Laws intended to provide the public with the whereabouts of sexual predators have backfired in many cases.

Penniless ex-felons often are forced into homelessness, creating unanticipated hazards for the very citizens the laws were created to protect.

These laws, which prevent sex offenders from living in close proximity to schools and other places, have exploded in recent decades. At the same time, more offenders are wandering the streets as they find fewer places that meet the stringent restrictions.

In turn, homeless sexual offenders may present dangers for a community blind to where they actually reside.

FAILURE IS INEVITABLE

“This is a system that’s designed to fail,” says Allison DeFoor, a prison chaplain and former member of FSU’s Project on Accountable Justice. “And it runs so counter to what you’re trying to do. Law enforcement is supposed to know where these people are.”

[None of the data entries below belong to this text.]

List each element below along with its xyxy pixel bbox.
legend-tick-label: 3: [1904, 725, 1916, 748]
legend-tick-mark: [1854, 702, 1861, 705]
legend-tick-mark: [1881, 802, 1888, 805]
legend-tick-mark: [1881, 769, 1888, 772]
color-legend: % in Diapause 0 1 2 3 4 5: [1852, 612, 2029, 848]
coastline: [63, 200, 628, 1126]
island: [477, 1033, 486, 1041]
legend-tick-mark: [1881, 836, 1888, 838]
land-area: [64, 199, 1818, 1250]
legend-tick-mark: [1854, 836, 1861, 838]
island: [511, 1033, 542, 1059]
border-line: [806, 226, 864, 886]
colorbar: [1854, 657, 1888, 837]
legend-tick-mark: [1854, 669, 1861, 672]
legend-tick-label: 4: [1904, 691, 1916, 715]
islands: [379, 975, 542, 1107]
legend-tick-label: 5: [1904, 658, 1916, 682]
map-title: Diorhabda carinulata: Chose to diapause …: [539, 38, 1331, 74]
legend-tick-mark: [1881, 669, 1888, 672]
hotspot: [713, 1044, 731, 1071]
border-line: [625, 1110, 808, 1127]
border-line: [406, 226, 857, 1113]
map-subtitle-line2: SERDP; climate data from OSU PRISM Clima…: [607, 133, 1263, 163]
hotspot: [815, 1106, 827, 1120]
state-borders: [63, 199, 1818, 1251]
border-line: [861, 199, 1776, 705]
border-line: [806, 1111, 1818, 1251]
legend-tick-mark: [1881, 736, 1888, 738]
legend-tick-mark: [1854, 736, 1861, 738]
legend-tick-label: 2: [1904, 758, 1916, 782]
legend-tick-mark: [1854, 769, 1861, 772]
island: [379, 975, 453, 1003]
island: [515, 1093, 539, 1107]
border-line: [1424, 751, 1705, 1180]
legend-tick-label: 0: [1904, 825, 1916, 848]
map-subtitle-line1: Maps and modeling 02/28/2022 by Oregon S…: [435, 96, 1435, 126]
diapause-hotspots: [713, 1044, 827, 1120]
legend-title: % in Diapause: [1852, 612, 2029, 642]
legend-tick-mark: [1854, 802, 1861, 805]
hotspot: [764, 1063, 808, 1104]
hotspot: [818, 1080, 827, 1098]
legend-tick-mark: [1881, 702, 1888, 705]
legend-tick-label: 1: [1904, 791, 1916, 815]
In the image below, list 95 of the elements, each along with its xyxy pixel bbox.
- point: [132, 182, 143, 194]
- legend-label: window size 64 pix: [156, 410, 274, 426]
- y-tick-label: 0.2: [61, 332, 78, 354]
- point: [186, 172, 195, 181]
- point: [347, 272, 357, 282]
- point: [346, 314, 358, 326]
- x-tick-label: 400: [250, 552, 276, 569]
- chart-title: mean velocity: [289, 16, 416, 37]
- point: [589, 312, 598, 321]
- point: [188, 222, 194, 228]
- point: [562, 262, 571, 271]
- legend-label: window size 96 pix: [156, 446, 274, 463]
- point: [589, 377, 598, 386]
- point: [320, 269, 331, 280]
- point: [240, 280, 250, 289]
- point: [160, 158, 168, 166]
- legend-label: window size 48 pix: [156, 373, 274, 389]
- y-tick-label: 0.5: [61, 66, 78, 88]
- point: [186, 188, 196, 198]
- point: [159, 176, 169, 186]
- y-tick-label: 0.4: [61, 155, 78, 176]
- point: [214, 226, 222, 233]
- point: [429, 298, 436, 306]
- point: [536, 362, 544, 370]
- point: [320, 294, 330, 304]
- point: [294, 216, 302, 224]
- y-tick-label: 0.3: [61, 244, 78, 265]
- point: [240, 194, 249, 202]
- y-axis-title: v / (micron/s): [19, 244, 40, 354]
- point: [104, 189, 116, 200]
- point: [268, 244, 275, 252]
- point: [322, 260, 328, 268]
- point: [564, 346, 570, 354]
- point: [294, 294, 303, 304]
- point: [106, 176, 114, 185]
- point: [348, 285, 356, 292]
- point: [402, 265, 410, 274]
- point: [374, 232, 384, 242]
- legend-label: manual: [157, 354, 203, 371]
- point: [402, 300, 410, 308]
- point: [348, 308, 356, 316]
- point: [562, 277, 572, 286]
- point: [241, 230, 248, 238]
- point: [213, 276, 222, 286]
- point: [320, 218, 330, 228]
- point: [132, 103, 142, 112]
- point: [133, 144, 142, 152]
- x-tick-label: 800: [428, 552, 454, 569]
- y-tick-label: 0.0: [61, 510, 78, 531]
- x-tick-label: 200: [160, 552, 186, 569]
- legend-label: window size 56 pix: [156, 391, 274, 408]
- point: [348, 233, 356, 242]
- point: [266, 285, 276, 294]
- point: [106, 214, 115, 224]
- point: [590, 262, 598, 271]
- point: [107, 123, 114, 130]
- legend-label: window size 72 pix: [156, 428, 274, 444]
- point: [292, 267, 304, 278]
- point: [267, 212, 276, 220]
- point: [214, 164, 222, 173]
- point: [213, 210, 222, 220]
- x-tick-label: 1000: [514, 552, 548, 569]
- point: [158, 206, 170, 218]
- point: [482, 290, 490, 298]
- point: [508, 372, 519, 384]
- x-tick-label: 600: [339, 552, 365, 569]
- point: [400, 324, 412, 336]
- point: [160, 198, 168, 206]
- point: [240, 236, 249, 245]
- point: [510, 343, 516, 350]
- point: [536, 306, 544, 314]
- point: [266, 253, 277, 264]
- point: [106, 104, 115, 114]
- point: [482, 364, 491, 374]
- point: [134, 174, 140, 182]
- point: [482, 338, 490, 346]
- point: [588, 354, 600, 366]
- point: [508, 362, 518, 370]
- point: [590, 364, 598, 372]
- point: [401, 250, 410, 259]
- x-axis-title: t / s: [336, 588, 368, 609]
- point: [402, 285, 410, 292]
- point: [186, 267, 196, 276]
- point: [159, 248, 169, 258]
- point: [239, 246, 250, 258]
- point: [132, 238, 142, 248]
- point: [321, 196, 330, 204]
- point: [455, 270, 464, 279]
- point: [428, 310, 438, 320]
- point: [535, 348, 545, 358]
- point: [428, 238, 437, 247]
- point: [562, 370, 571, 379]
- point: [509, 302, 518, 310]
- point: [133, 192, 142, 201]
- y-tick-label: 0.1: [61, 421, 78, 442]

The problem becomes more acute in some counties such as Duval and Nassau, which have passed even stricter residency requirements for sexual-offense ex-felons. There are no studies that show residency restrictions actually reduce repeat offenses.

In fact, housing limitations for sexual offenders and predators is the most significant barrier for people emerging from prison, according to a survey by the Center for Effective Public Policy. It’s much more challenging to find housing for sex offenders than for other offenders.

The housing problem is even more dire as nonprofits that traditionally provide housing for people coming out of prison, such as homeless shelters, aren’t workable since they may also house children.

Other nonprofits, such as Operation New Hope, which does a fantastic job in Jacksonville helping felons reintegrate into the community, does not work with sexual offenders or predators.

Only the Jacksonville Re-entry Center provides help with housing, but that’s on a limited short-term basis.

HOUSING COMES FIRST

And when a released sexual offender or predator has nowhere to live, it leads to a domino effect of problems, says Kurt Bumby, director of the Center for Sex Offender Management, a project run by the Center for Effective Public Policy that provides guidance on how to best manage sex offenders.

Without an address, it’s harder for ex-offenders to secure employment and even services or treatment. It’s also harder for law enforcement or the public to keep track of them, creating potential safety issues.

Housing is also restricted by an offender’s inability to pay. Sexual felons who personally have money or a relative or friend to support them can usually find housing.

But for the ex-offenders who have no money, housing is often impossible to secure, given the legal restrictions.

Financial aid, such as Social Security, can often take months to get reinstated after an ex-felon’s release from prison. The limited for-profit housing that exists in Duval County for these ex-offenders doesn’t give breaks based on a person’s inability to pay.

“If you don’t have any kind of money, we won’t take you,” says Donald Bell, the manager of Southeast New Start Transitional Housing in Jacksonville.

“A lot of people can’t afford it.”

Sexual predators, because they usually were convicted of more serious crimes, have stricter restrictions on where they can live and so have more difficulty finding housing. Duval and Nassau counties have enacted restrictions beyond state restrictions.

Yet research shows that stable housing is positively related to lower recidivism rates for all ex-felons, including sexual offenders. Recidivism rates for sexual offenders and predators are cut significantly when they have safe and stable housing.

Because so many sex offenders and predators are unable to find housing, ragtag camps where they can live have been snugged into woods and under bridges across the state. Many of them, like the sexual predator written about on this page yesterday, are simply dropped off on the sides of the street by frustrated probation officers.

“(Drop-offs) are not unusual. It happens all the time,” says Gail Colletta, president of a Florida nonprofit that advocates for such offenders. “They can’t find housing anywhere.”

Elliott Park agrees.

He worked for the Department of Corrections in Jacksonville for 33 years and retired a year ago as the chief probation officer for the Department of Corrections in the 4th District.

He remembers that sidewalk drop-offs of released sexual offenders occurred “fairly frequently. It’s very difficult to find housing if somebody didn’t have money coming out.”

A camp under the Julia Tuttle Causeway in Miami caused an uproar in 2009, becoming so notorious that even today it has a Wikipedia page.

But that camp wasn’t unusual.

Camps are scattered across the state, from downtown Orlando to a patch of woods near Fort Myers.

Just two years ago, an enclave of 13 registered sex-offense felons was discovered off Beaver Street in Jacksonville.

The problem with these camps or the idea of transient sex offenders and predators is that is it more difficult to get needed support services to ex-felons who have no permanent address, and it’s also more difficult to keep a community safe.

Something needs to be done to provide humane conditions for housing offenders — and to create solid social policy to keep our neighborhoods safe.

“We’re not getting what we need,” Bumby says, “and that’s safer communities and lower recidivism.”